Artificial intelligence (AI) coupled with whole slide imaging offers a potential solution to the aforementioned problem. If developed and deployed successfully, an AI-based tool could potentially automate the task of counting mitotic figures in breast carcinoma with better accuracy and efficiency. To date, investigators have validated that making a histopathologic diagnosis in breast specimens can be reliably performed on a whole slide image (WSI) [8]. Moreover, using WSIs to manually count mitoses in breast cancer is reported to be reliable and reproducible [9, 10]. Hanna et al. showed that counting mitotic figures in WSIs outperformed counts using glass slides, albeit this took readers longer using WSI [11]. Several studies have been published showing that digital image analysis can successfully automate the quantification of mitoses [12,13,14,15,16,17,18].
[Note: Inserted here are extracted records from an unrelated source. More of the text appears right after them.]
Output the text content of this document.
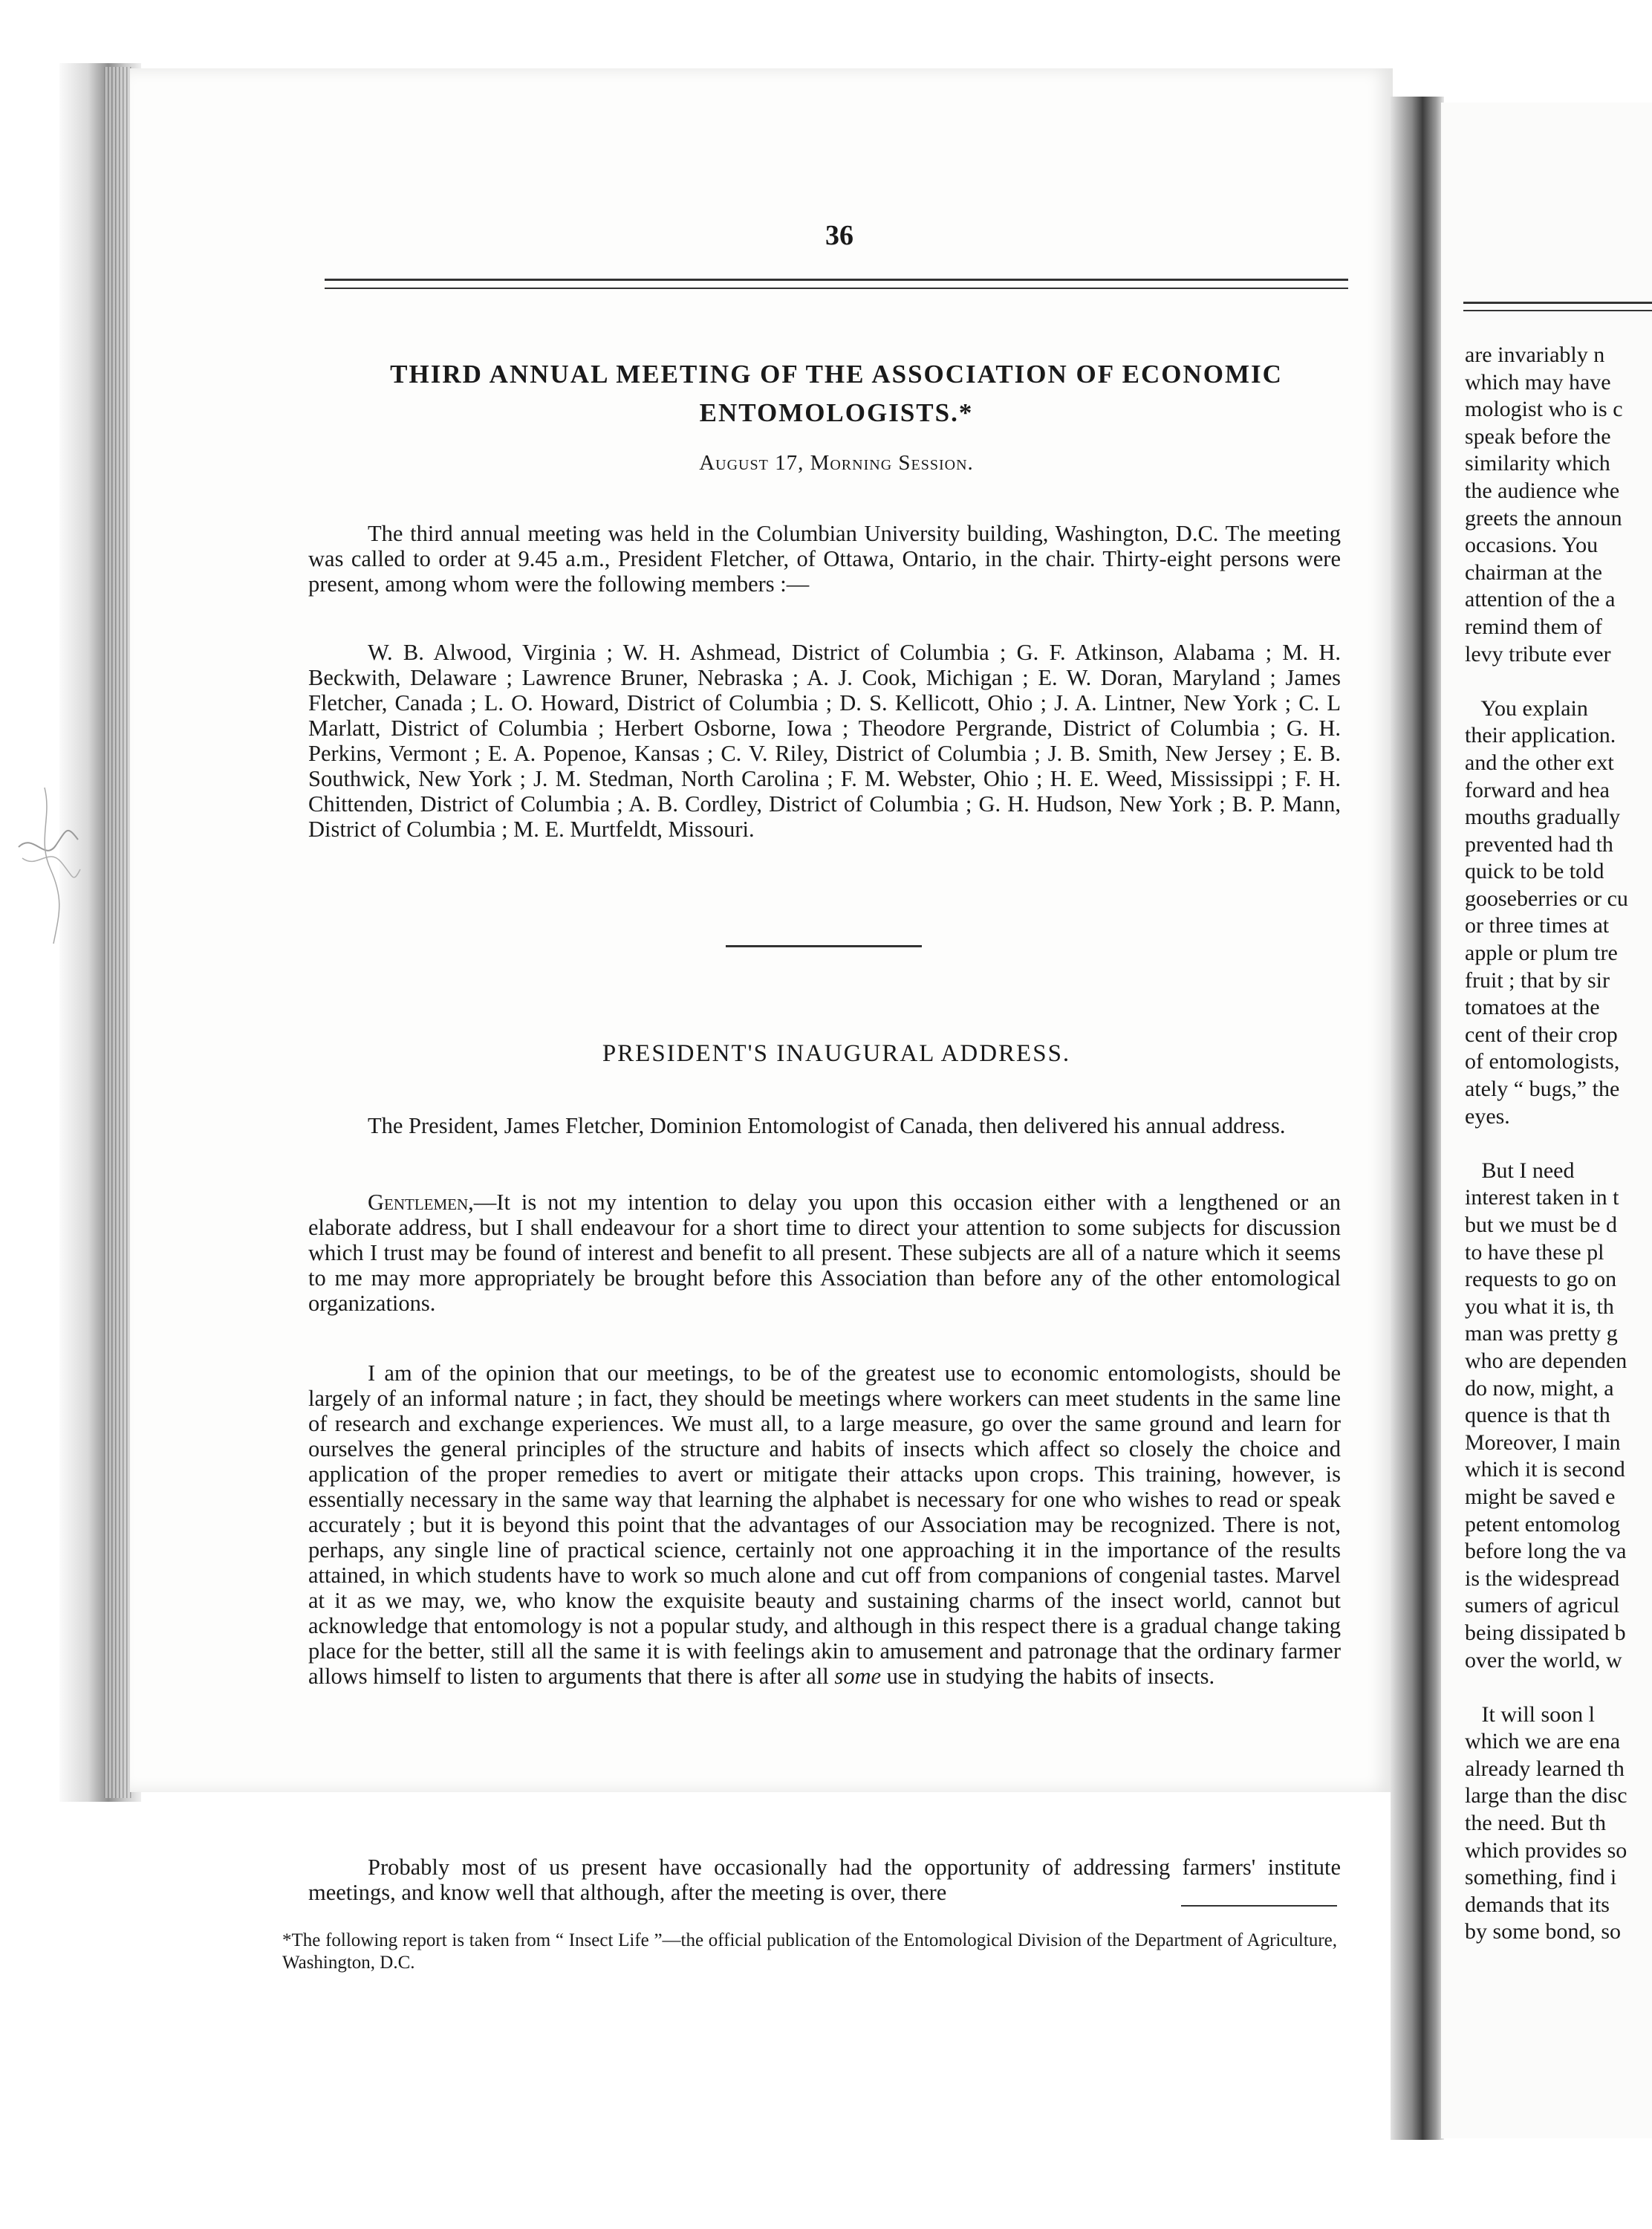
36
THIRD ANNUAL MEETING OF THE ASSOCIATION OF ECONOMIC ENTOMOLOGISTS.*
August 17, Morning Session.

The third annual meeting was held in the Columbian University building, Washington, D.C. The meeting was called to order at 9.45 a.m., President Fletcher, of Ottawa, Ontario, in the chair. Thirty-eight persons were present, among whom were the following members :—

W. B. Alwood, Virginia ; W. H. Ashmead, District of Columbia ; G. F. Atkinson, Alabama ; M. H. Beckwith, Delaware ; Lawrence Bruner, Nebraska ; A. J. Cook, Michigan ; E. W. Doran, Maryland ; James Fletcher, Canada ; L. O. Howard, District of Columbia ; D. S. Kellicott, Ohio ; J. A. Lintner, New York ; C. L Marlatt, District of Columbia ; Herbert Osborne, Iowa ; Theodore Pergrande, District of Columbia ; G. H. Perkins, Vermont ; E. A. Popenoe, Kansas ; C. V. Riley, District of Columbia ; J. B. Smith, New Jersey ; E. B. Southwick, New York ; J. M. Stedman, North Carolina ; F. M. Webster, Ohio ; H. E. Weed, Mississippi ; F. H. Chittenden, District of Columbia ; A. B. Cordley, District of Columbia ; G. H. Hudson, New York ; B. P. Mann, District of Columbia ; M. E. Murtfeldt, Missouri.

PRESIDENT'S INAUGURAL ADDRESS.

The President, James Fletcher, Dominion Entomologist of Canada, then delivered his annual address.

Gentlemen,—It is not my intention to delay you upon this occasion either with a lengthened or an elaborate address, but I shall endeavour for a short time to direct your attention to some subjects for discussion which I trust may be found of interest and benefit to all present. These subjects are all of a nature which it seems to me may more appropriately be brought before this Association than before any of the other entomological organizations.

I am of the opinion that our meetings, to be of the greatest use to economic entomologists, should be largely of an informal nature ; in fact, they should be meetings where workers can meet students in the same line of research and exchange experiences. We must all, to a large measure, go over the same ground and learn for ourselves the general principles of the structure and habits of insects which affect so closely the choice and application of the proper remedies to avert or mitigate their attacks upon crops. This training, however, is essentially necessary in the same way that learning the alphabet is necessary for one who wishes to read or speak accurately ; but it is beyond this point that the advantages of our Association may be recognized. There is not, perhaps, any single line of practical science, certainly not one approaching it in the importance of the results attained, in which students have to work so much alone and cut off from companions of congenial tastes. Marvel at it as we may, we, who know the exquisite beauty and sustaining charms of the insect world, cannot but acknowledge that entomology is not a popular study, and although in this respect there is a gradual change taking place for the better, still all the same it is with feelings akin to amusement and patronage that the ordinary farmer allows himself to listen to arguments that there is after all some use in studying the habits of insects.

Probably most of us present have occasionally had the opportunity of addressing farmers' institute meetings, and know well that although, after the meeting is over, there

*The following report is taken from “ Insect Life ”—the official publication of the Entomological Division of the Department of Agriculture, Washington, D.C.

are invariably n
which may have
mologist who is c
speak before the
similarity which
the audience whe
greets the announ
occasions. You
chairman at the
attention of the a
remind them of
levy tribute ever
You explain
their application.
and the other ext
forward and hea
mouths gradually
prevented had th
quick to be told
gooseberries or cu
or three times at
apple or plum tre
fruit ; that by sir
tomatoes at the
cent of their crop
of entomologists,
ately “ bugs,” the
eyes.
But I need
interest taken in t
but we must be d
to have these pl
requests to go on
you what it is, th
man was pretty g
who are dependen
do now, might, a
quence is that th
Moreover, I main
which it is second
might be saved e
petent entomolog
before long the va
is the widespread
sumers of agricul
being dissipated b
over the world, w
It will soon l
which we are ena
already learned th
large than the disc
the need. But th
which provides so
something, find i
demands that its
by some bond, so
Clearly, there is great potential for leveraging digital pathology and AI [19]. AI can benefit pathologists practicing in high, middle and low income countries, especially with the rise in cancer and shortage of anatomical pathologists [20]. However, AI applications in healthcare have not been vigorously validated for reproducibility, generalizability and in the clinical setting [21]. Moreover, hardly any pathology laboratories are currently using AI tools on a routine basis. To the best of our knowledge, there have been no studies addressing whether an AI-based algorithm actually improves pathologist accuracy and efficiency when scoring mitotic figures. The aim of this study was to accordingly critique an AI tool developed to detect and quantify mitotic figures in breast carcinoma.

Methods

Figure 1 depicts a flow chart of the methodology and datasets employed in developing and validating the AI-based tool utilized in this study to quantify mitotic figures in digital images of invasive breast carcinoma.

Fig. 1
figure 1

Flow chart of the methodology and datasets employed in developing and validating an AI-based tool to quantify mitoses in breast carcinoma

Datasets

A total of 320 invasive breast ductal carcinoma cases with an equal distribution of grades were selected. Half of these cases were from the archives of the University of Pittsburgh Medical Center (UPMC) in the USA and the rest obtained from Samsung Medical Center (SMC) in Seoul, South Korea. Nearly all of the cases were from females (1 case was from a male with breast cancer). The average patient age was 54.7 years. All cases included were mastectomies with the following range of tumor stages: stage IA (23.6%), IB (7.1%), IIA (31.4%), IIB (23.6%), IIC (0.7%), IIIA (6.4%), IV (0.7%), and data unavailable in 9 cases (6.4%). Table 1 provides a summary of the cancer grade, hormone receptor and HER2 status for enrolled cases (with available data). The average Ki-67 index was 38.3% (Mdn = 34.5%, range 3.0–99.0%). This result was only available in 80 cases, and this subset of cases had higher mitosis scores (n = 23 score 2, n = 48 score 3) and Nottingham grades (n = 34 grade 2, n = 41 grade 3). The average proliferation index was accordingly skewed in this subset and higher than would be expected for a typical mixed breast cancer population [22].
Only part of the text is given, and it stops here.